WASHINGTON • Pharmaceutical giant Pfizer announced that it had imposed sweeping controls on the distribution of its products to ensure that none is used in lethal injections, a step that shuts off the last remaining open-market source of drugs used in executions.
More than 20 United States and European drug companies have already adopted such restrictions, citing either moral or business reasons. Nonetheless, the decision from one of the world's leading pharmaceutical manufacturers is seen as a milestone.
Ms Maya Foa, who tracks drug companies for Reprieve, a human rights advocacy group, said: "With Pfizer's announcement, all FDA-approved manufacturers of any potential execution drug have now blocked their sale for this purpose."
FDA refers to the US Food and Drug Administration.
"Executing states must now go underground if they want to get hold of medicines for use in lethal injection," she added.
The obstacles to lethal injection have grown in the last five years as manufacturers, seeking to avoid association with executions, have barred the sale of their products to corrections agencies.
Experiments with new drugs, a series of botched executions and covert efforts to obtain lethal chemicals have mired many states in court challenges.
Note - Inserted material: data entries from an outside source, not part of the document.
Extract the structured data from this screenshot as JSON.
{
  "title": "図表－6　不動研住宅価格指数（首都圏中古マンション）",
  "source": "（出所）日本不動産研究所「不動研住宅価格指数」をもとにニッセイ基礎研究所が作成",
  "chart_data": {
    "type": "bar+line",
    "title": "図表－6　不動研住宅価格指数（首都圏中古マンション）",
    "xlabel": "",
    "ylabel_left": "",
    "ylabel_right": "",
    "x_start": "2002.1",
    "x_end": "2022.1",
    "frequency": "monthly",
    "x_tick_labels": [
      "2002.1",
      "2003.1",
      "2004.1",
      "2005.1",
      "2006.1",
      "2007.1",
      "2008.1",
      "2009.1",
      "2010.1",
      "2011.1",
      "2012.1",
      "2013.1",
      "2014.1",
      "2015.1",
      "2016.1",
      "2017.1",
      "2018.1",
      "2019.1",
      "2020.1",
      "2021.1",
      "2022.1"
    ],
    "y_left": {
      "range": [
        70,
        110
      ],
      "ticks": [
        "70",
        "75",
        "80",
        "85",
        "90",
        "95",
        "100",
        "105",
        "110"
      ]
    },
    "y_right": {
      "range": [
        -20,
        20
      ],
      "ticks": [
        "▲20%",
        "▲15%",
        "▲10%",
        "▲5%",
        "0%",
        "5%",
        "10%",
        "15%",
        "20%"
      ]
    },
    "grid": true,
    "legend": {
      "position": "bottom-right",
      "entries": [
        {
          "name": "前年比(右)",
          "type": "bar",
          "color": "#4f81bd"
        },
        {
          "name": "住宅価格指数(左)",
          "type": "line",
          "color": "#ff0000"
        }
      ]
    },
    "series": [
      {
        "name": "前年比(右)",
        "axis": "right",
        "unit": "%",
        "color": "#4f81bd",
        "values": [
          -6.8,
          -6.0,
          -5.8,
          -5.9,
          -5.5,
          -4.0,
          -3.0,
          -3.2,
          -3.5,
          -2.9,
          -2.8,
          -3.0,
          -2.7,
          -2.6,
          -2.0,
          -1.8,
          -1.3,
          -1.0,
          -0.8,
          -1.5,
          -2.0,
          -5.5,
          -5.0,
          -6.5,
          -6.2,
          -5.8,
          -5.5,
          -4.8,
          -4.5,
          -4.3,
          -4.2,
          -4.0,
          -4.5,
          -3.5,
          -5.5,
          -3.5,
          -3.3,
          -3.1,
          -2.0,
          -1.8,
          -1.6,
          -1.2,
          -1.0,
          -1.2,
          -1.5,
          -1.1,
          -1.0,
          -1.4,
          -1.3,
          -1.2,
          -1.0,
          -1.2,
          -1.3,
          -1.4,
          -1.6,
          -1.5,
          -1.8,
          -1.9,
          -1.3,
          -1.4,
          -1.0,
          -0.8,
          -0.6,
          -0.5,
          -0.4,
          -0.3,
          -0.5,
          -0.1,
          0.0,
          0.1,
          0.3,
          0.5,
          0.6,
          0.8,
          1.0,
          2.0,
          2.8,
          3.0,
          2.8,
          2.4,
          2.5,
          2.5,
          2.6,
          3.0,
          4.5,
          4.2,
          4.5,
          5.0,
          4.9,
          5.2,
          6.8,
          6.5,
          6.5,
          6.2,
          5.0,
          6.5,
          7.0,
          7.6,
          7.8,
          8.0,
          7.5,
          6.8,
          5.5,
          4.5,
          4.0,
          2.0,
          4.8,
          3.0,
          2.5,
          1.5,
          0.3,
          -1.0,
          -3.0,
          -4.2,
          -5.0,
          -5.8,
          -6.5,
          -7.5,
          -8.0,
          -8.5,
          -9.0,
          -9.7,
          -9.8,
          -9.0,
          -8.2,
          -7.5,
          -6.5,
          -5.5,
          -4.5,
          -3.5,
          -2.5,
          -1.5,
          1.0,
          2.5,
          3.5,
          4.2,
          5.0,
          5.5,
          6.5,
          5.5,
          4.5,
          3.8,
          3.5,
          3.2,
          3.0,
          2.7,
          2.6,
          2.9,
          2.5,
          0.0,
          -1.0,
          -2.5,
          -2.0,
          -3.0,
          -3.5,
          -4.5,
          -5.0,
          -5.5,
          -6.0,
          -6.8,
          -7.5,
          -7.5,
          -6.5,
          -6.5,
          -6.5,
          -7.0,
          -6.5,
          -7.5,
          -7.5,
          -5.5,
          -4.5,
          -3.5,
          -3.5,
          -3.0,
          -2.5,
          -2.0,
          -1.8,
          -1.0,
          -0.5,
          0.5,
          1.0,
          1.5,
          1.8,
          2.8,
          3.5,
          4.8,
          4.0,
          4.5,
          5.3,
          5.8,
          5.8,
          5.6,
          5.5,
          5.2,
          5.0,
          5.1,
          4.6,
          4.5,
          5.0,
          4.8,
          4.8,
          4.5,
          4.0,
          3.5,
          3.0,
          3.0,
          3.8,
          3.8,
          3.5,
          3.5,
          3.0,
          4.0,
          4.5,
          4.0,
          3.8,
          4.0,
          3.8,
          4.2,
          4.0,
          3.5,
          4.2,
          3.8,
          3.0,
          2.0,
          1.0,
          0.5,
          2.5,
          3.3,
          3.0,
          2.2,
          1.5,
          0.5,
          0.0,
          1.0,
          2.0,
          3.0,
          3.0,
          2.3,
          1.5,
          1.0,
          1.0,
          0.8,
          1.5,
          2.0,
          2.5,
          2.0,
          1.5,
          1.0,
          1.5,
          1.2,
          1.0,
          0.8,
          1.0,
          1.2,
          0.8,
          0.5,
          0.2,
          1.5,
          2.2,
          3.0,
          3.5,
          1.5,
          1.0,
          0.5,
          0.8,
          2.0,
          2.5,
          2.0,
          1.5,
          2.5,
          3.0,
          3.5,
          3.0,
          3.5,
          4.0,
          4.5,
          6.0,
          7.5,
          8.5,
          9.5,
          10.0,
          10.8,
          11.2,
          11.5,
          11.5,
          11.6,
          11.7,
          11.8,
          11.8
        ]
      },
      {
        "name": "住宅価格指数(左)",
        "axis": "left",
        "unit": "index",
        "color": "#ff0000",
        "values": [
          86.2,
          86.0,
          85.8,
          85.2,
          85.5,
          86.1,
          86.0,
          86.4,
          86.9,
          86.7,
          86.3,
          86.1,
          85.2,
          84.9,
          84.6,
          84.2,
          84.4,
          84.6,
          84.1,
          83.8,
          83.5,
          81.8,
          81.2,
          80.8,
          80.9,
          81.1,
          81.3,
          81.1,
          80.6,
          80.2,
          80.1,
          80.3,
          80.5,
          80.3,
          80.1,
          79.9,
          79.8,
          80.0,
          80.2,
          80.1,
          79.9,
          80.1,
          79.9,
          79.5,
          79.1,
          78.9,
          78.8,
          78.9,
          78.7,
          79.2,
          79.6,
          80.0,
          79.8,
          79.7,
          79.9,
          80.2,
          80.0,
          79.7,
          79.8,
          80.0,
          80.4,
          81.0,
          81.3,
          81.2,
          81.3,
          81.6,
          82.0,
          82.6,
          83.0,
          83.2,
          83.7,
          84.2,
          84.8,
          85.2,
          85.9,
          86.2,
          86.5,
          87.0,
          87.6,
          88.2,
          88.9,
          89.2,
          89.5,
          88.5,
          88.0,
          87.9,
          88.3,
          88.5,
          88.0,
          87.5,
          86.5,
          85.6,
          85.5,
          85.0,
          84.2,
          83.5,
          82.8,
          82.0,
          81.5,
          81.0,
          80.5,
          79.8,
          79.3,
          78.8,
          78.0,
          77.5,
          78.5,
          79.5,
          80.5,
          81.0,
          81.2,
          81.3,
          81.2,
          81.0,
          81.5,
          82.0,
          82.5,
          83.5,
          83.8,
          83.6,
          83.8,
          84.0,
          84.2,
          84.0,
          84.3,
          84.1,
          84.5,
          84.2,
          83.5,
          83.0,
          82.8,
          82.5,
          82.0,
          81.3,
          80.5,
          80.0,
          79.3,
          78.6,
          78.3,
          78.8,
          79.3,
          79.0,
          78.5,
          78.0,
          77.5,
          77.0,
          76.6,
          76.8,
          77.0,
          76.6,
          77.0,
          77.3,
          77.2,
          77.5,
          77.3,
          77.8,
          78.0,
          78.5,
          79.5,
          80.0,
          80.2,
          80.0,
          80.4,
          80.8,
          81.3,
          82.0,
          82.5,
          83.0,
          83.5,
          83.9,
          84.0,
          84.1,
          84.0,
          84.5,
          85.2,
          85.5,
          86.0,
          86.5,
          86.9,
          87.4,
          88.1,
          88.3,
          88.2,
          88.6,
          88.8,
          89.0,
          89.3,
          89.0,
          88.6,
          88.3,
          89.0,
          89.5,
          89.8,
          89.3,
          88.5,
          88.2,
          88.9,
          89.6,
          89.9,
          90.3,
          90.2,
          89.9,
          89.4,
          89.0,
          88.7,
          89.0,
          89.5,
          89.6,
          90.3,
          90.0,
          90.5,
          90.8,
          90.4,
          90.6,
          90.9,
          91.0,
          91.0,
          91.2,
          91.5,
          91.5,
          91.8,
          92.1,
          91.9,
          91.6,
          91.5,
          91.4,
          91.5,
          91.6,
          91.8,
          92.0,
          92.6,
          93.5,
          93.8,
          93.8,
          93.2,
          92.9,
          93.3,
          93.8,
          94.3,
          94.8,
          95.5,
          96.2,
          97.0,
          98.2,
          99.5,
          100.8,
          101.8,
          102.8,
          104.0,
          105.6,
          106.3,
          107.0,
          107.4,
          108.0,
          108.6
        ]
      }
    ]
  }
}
The mounting difficulty in obtaining lethal drugs has already caused states to furtively scramble for supplies. Some states have used third-party buyers or tried to import drugs from abroad that are not approved by the FDA, only to see them seized by federal agents.
Some have covertly bought supplies from loosely regulated compounding pharmacies while others, including Arizona, Oklahoma and Ohio, have delayed executions for months or longer because of drug shortages or legal issues tied to injection procedures.
A few states have adopted the electric chair, firing squad or gas chamber as an alternative if lethal drugs are not available.
Lawyers for condemned inmates have challenged the efforts of corrections officials to conceal how the drugs are obtained, saying this makes it impossible to know if they meet quality standards or might cause undue suffering.
"States are shrouding in secrecy aspects of what should be the most transparent government activity," said Professor Ty Alper, associate director of the death penalty clinic at the University of California, Berkeley School of Law.
Campaigns against the death penalty and Europe's strong prohibitions on the export of execution drugs have raised the stakes for pharmaceutical companies.
But many, including Pfizer, say medical principles and business concerns have guided their policies. "Pfizer makes its products to enhance and save the lives of the patients we serve," the company said on Friday.
It also "strongly objects to the use of its products as lethal injections for capital punishment".